Most punters know that it's silly to bet on every race and yet they continue to do it, week in and year out.

Unless you're a cool professional punter, or a very keen amateur, you like to go to the races for an afternoon's sport and entertainment and if you win a few dollars you're happy; if you lose you shrug your shoulders and say it was money well spent.

I'm like you in many ways. I go to the races every Saturday and I have a lot of bets. Difference is, though, that I win. Not always but enough times to keep a smile on my face.

How do I do it? Well, I play the percentages and I'm careful about what I bet on. That's all, though. The rest is action, action, and more action.

I take $100 with me to each race meeting but the most I care to lose on any one day is a bit less than that. I get angry with myself if I lose everything!

Normally, I'd have to bet only $75 of the $100 bank, keeping $25 in reserve for really bad days, or when I fancy an extraordinary bet.

What I do is this: I split the $75 into five $10 win bets and I always ensure they are sound, solid selections, not 'wild card' hunch bets.

I also have three $2 win bets in races where I don't really fancy any horses a great deal but I don't just want to sit there and watch them go round the course.

I'll have $5 on one moderately good selection, a $4 speculation on a double and a $10 bet on an attractive trifecta (I might take a key box trifecta with my main selection to win and five others to run the 2nd and 3rd placings; at 50 cents a unit this costs $10).

On an average day I'll cash at least two $10 win bets at around 7-2 and 2-1 and these cover my total $75 outlay. Anything else that I happen to pick up is gravy for the plate.

Of course, I have to say here and now that not every week is gravy week, but I usually manage to at least get my money back, or close to it, anyway. I frequently manage to cash one or two of those $2 `just to have some action' bets, too.

So how do I make my selections? There are five basic ways I think you can determine which horse, or horses, have the best winning prospects in a given race.

First, you have to determine which horse has the best class and the best form. With this in mind you are likely to end up with the favourites in most races.

Then you try to eliminate all horses, bar one, because of what I call a `fatal flaw' in their makeup. This is what is known as the `nothing has a chance except X' theory.

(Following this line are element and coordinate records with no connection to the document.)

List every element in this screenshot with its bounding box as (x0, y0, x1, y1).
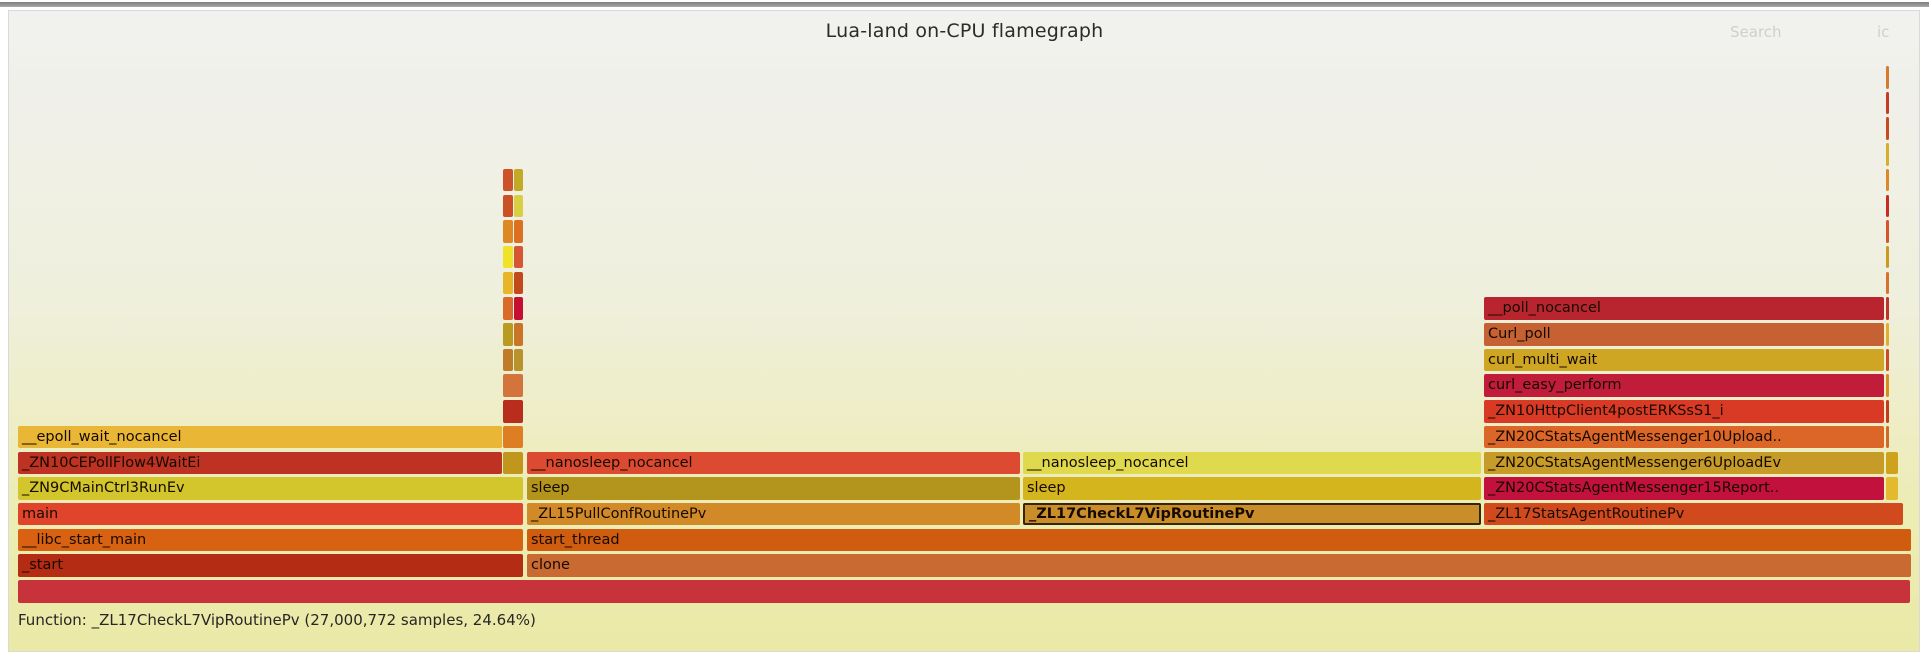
window-top-strip (0, 2, 1929, 7)
frame-curl_easy_perform[interactable]: curl_easy_perform (1484, 374, 1884, 397)
frame-_ZL17CheckL7VipRoutinePv[interactable]: _ZL17CheckL7VipRoutinePv (1023, 502, 1481, 526)
frame-label: sleep (1027, 480, 1066, 497)
frame-cell[interactable] (1886, 374, 1889, 397)
frame-label: sleep (531, 480, 570, 497)
frame-_ZN9CMainCtrl3RunEv[interactable]: _ZN9CMainCtrl3RunEv (18, 477, 523, 500)
frame-cell[interactable] (513, 194, 523, 218)
frame-cell[interactable] (1886, 245, 1889, 269)
frame-cell[interactable] (513, 297, 523, 320)
frame-cell[interactable] (513, 220, 523, 243)
frame-cell[interactable] (1886, 271, 1889, 295)
frame-cell[interactable] (1886, 194, 1889, 218)
frame-label: clone (531, 557, 570, 574)
ic-label: ic (1877, 23, 1890, 41)
frame-label: curl_easy_perform (1488, 377, 1622, 394)
page-title: Lua-land on-CPU flamegraph (825, 20, 1104, 42)
frame-_ZN10CEPollFlow4WaitEi[interactable]: _ZN10CEPollFlow4WaitEi (18, 451, 502, 475)
frame-cell[interactable] (1886, 143, 1889, 166)
frame-cell[interactable] (1886, 297, 1889, 320)
frame-_start[interactable]: _start (18, 554, 523, 577)
frame-cell[interactable] (1886, 117, 1889, 140)
frame-cell[interactable] (1886, 425, 1889, 449)
frame-cell[interactable] (503, 194, 513, 218)
frame-cell[interactable] (1886, 323, 1889, 346)
frame-label: _ZL17StatsAgentRoutinePv (1488, 505, 1685, 522)
frame-__libc_start_main[interactable]: __libc_start_main (18, 528, 523, 552)
frame-_ZL17StatsAgentRoutinePv[interactable]: _ZL17StatsAgentRoutinePv (1484, 502, 1903, 526)
frame-cell[interactable] (1886, 451, 1898, 475)
frame-cell[interactable] (1886, 477, 1898, 500)
frame-__nanosleep_nocancel[interactable]: __nanosleep_nocancel (527, 451, 1020, 475)
frame-main[interactable]: main (18, 502, 523, 526)
frame-label: start_thread (531, 531, 620, 548)
frame-label: Curl_poll (1488, 326, 1551, 342)
frame-sleep[interactable]: sleep (527, 477, 1020, 500)
frame-__epoll_wait_nocancel[interactable]: __epoll_wait_nocancel (18, 425, 502, 449)
search-button[interactable]: Search (1730, 23, 1782, 41)
frame-label: __nanosleep_nocancel (531, 454, 693, 471)
frame-cell[interactable] (503, 451, 523, 475)
frame-__nanosleep_nocancel[interactable]: __nanosleep_nocancel (1023, 451, 1481, 475)
frame-cell[interactable] (1886, 220, 1889, 243)
frame-label: _ZN9CMainCtrl3RunEv (22, 480, 185, 497)
frame-_ZN20CStatsAgentMessenger15Report..[interactable]: _ZN20CStatsAgentMessenger15Report.. (1484, 477, 1884, 500)
frame-label: _ZN20CStatsAgentMessenger15Report.. (1488, 480, 1780, 497)
frame-__poll_nocancel[interactable]: __poll_nocancel (1484, 297, 1884, 320)
frame-Curl_poll[interactable]: Curl_poll (1484, 323, 1884, 346)
frame-cell[interactable] (513, 323, 523, 346)
frame-cell[interactable] (513, 348, 523, 372)
frame-_ZN10HttpClient4postERKSsS1_i[interactable]: _ZN10HttpClient4postERKSsS1_i (1484, 400, 1884, 423)
frame-_ZL15PullConfRoutinePv[interactable]: _ZL15PullConfRoutinePv (527, 502, 1020, 526)
frame-label: __epoll_wait_nocancel (22, 428, 182, 445)
frame-label: _ZL17CheckL7VipRoutinePv (1029, 506, 1255, 523)
status-bar: Function: _ZL17CheckL7VipRoutinePv (27,0… (18, 611, 536, 629)
frame-cell[interactable] (1886, 168, 1889, 192)
frame-cell[interactable] (503, 297, 513, 320)
frame-cell[interactable] (503, 168, 513, 192)
frame-cell[interactable] (503, 271, 513, 295)
frame-cell[interactable] (503, 245, 513, 269)
frame-start_thread[interactable]: start_thread (527, 528, 1911, 552)
frame-cell[interactable] (1886, 66, 1889, 89)
frame-clone[interactable]: clone (527, 554, 1911, 577)
frame-label: __libc_start_main (22, 531, 147, 548)
frame-sleep[interactable]: sleep (1023, 477, 1481, 500)
frame-label: _ZL15PullConfRoutinePv (531, 505, 707, 522)
frame-cell[interactable] (1886, 400, 1889, 423)
frame-label: _ZN10HttpClient4postERKSsS1_i (1488, 403, 1724, 420)
frame-label: curl_multi_wait (1488, 351, 1598, 368)
frame-cell[interactable] (503, 323, 513, 346)
frame-label: _ZN10CEPollFlow4WaitEi (22, 454, 201, 471)
frame-cell[interactable] (503, 400, 523, 423)
frame-label: _ZN20CStatsAgentMessenger6UploadEv (1488, 454, 1782, 471)
frame-_ZN20CStatsAgentMessenger10Upload..[interactable]: _ZN20CStatsAgentMessenger10Upload.. (1484, 425, 1884, 449)
frame-cell[interactable] (513, 168, 523, 192)
frame-cell[interactable] (503, 220, 513, 243)
frame-label: main (22, 505, 59, 522)
frame-cell[interactable] (503, 425, 523, 449)
frame-cell[interactable] (1886, 348, 1889, 372)
frame-cell[interactable] (513, 271, 523, 295)
frame-curl_multi_wait[interactable]: curl_multi_wait (1484, 348, 1884, 372)
frame-cell[interactable] (513, 245, 523, 269)
frame-_ZN20CStatsAgentMessenger6UploadEv[interactable]: _ZN20CStatsAgentMessenger6UploadEv (1484, 451, 1884, 475)
frame-label: _start (22, 557, 64, 574)
frame-cell[interactable] (1886, 91, 1889, 115)
frame-label: _ZN20CStatsAgentMessenger10Upload.. (1488, 428, 1782, 445)
frame-label: __poll_nocancel (1488, 300, 1601, 317)
frame-label: __nanosleep_nocancel (1027, 454, 1189, 471)
frame-cell[interactable] (503, 348, 513, 372)
frame-cell[interactable] (18, 580, 1910, 603)
frame-cell[interactable] (503, 374, 523, 397)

From the logical contenders, you can bet on those horses whose odds offer the biggest overlay in relation to what you consider are the true odds. There are other articles in Practical Punting Monthly which refer to this method of approach.

Another angle is to follow certain horses which you know to be sound, well-trained and which possess courage under pressure. This is a great method if you are a full-time punter and can spend a lot of time studying all aspects of racing and form.

The fifth idea is to bet on any horse which fulfills certain conditions. This is used by those punters who adhere to system betting.

All these ideas have merit, so I spent a lot of hours trying to piece them together to filter out all the best points to compile my own selection process.

Firstly, I eliminate all the garbage in a race. These are horses with no form and out of their class. Next, I eliminate the bad percentage bets - horses which I know have negative aspects which, while not denying them all chance of winning, result in a disproportionate number of defeats.

The following are some of these bad percentage angles:


  1. A horse bandaged in front, particularly if you know that it does not usually wear bandages.
  2. A horse that sweats between the hind legs. Look for large white areas inside the flanks.
  3. A filly or mare racing against colts or geldings. The only exception is when she is up against weak colts or geldings.
  4. A horse which has not had a race within the last month.
  5. A horse carrying 57 kgs or more, unless his form indicates he has won carrying a similar impost.
  6. A horse that has won only one race and done little since.

Now, after all those negatives, I look for the positives.

  1. A horse that ran home well at its previous start.
  2. A horse with a high percentage of wins and placings during its career.
  3. A horse possessing speed but which was short of condition at its previous outing after a long spell, and is now running in a class below that which it raced in last time.
  4. On rain-affected tracks, I look for horses which have shown bold winning form on similar going.
  5. A leading trainer with only one runner at a meeting.
  6. A top contender ridden by a top jockey. If a top trainer is involved then all the better.

At this point, I have sorted out the key contenders. Now I have to make the final judgement.

Which ones are coming into form, which are ready to go downhill? What do I remember about patterns in their previous performances? Are there track specialists among them, horses which excel at that particular track?

I look for young horses who have shown signs of rapid improvement and I look for stables that are `in form' with lots of recent winners.

I am a bit suspicious of horses dropping in class, although at times this can be most meaningful.

Trimmed down again, I have the last list of contenders.

Now I look at the odds available. Twothirds of all races are won by horses priced at 6-1 and under. I like my bets to be in the 2-1 to 6-1 range.

Anything less than 2s has to be a real standout bet. At even money I start looking for a horse at 5-1 for a possible upset.

My main love is looking for the second or third pick against a favourite that I regard as a bad percentage bet. I also like the favourites at about 2-1 when they have a lot of positives going for them.

These are the horses on which I have my $10 bets.